THIRUVANANTHAPURAM: How? Why? Two troubling questions that T V Ramakrishnan Potti and his wife Vasundharadevi have been asking themselves and the Indian Navy during the past one year. When the INS Sindhurakshak tragedy turns a year old on Thursday, they will still be waiting for the answers.

 “Our son is gone. He isn’t going to come back, we know that. But there is such a thing as accountability. Who is responsible for the disaster?” Ramakrishnan Potti asked on Tuesday, his voice trembling with thinly suppressed anger and despair.

His son Lieutenant Commander R Venkita Raj, 35 then, was among the 18 personnel - and one of three officers - killed aboard the ill-fated Kilo Class submarine on August 14 last year in Mumbai.
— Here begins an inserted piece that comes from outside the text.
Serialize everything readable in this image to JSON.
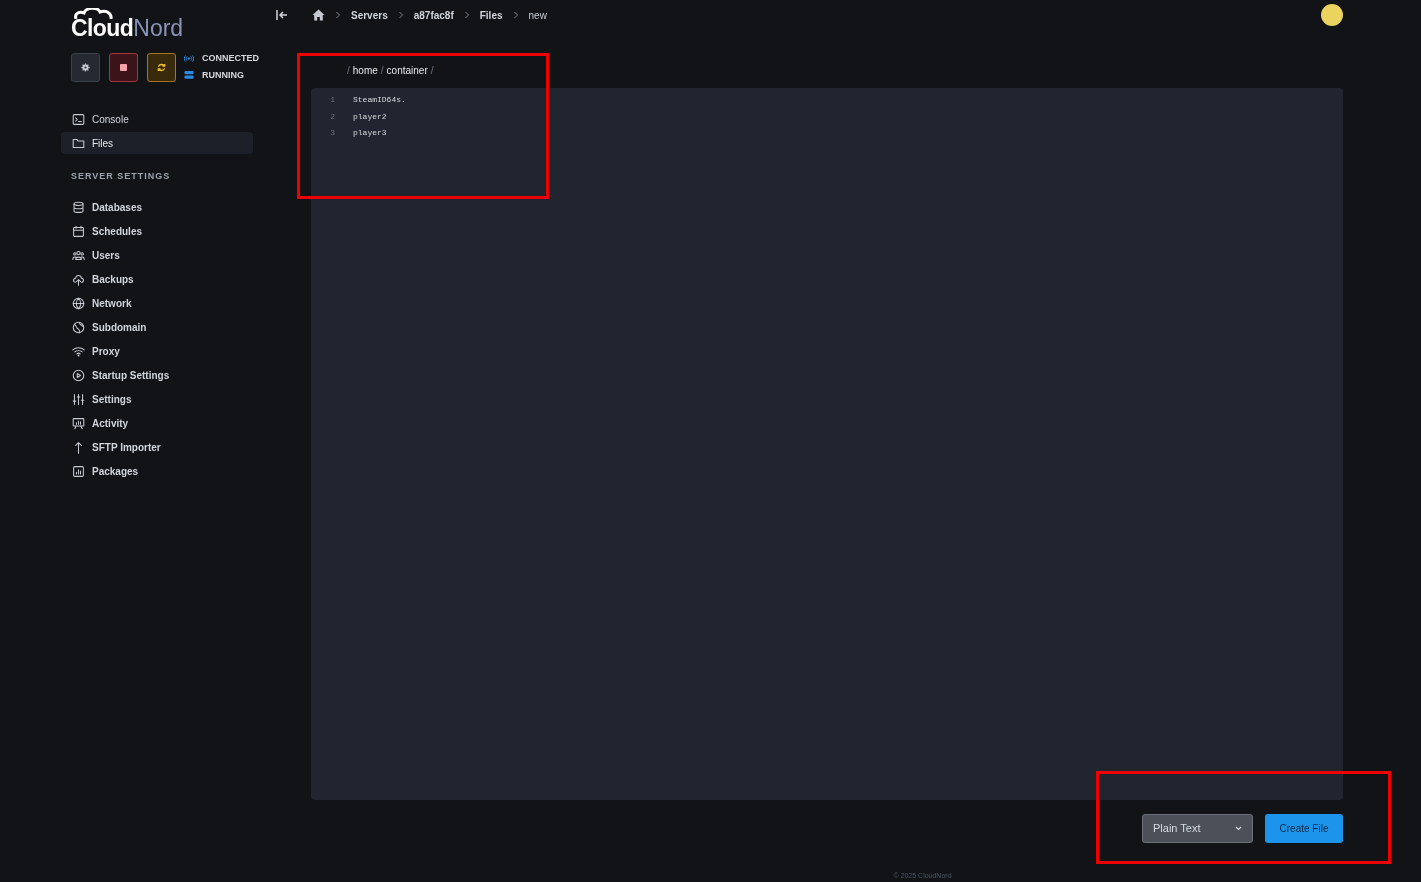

The Russian-made ‘Sindhurakshak’ sank after an explosion and 11 of the bodies, including that of Venkita Raj, could not be recovered.  “They say that the submarine has been recovered. But we are not sure, nobody has officially informed us. We read in the paper that it could have been sabotage, but has any one confirmed it?” Ramakrishnan Potti asked, glancing at a photograph of Venkita Raj on the wall. “After the disaster, we’d gone to Mumbai and the Naval officials were all over us, promising that they’d be with us every inch of the way. Now where are they?’’ he asked.

 A retired government servant, he lives with his wife at Poojappura here. Venkita Raj’s wife Harini and their four-year-old daughter Deekshita are in Coimbatore, where, according to Ramakrishnan Potti, Harini is undergoing training to be a teacher as part of a naval rehabilitation scheme.

 As the young officer’s body was never retrieved, it was with enormous difficulty that the family managed to obtain his death certificate. They had performed the final rites in Mumbai after the disaster, on the assumption that a fragile human body could not have survived the explosion that wrecked the sub. To certain questions, they were never given clear answers by the Navy, and some actions have pained them. “They asked us to surrender the canteen card, which we did. We were never told why. It is not that we use it often, but if there’s something that’s rightfully ours is it wrong to ask ‘why?’. We asked them (the Navy) only for a few things, such as my son’s body if they ever retrieved it,” said Vasundharadevi.

 “My son left me for the Navy when he was 19. I didn’t want him to go. But I respected his decision. He was a brave boy,” she remembers. He was also hardworking and bright. The 19-year-old who had signed up as sailor made it to Officer Cadet in three years.

 “When he took a decision, he would stick by it. He was very determined,” Ramakrishnan Potti said. “I used to wonder sometimes whether he wasn’t a bit too determined. But he used to say that you can’t survive on fear,” he said.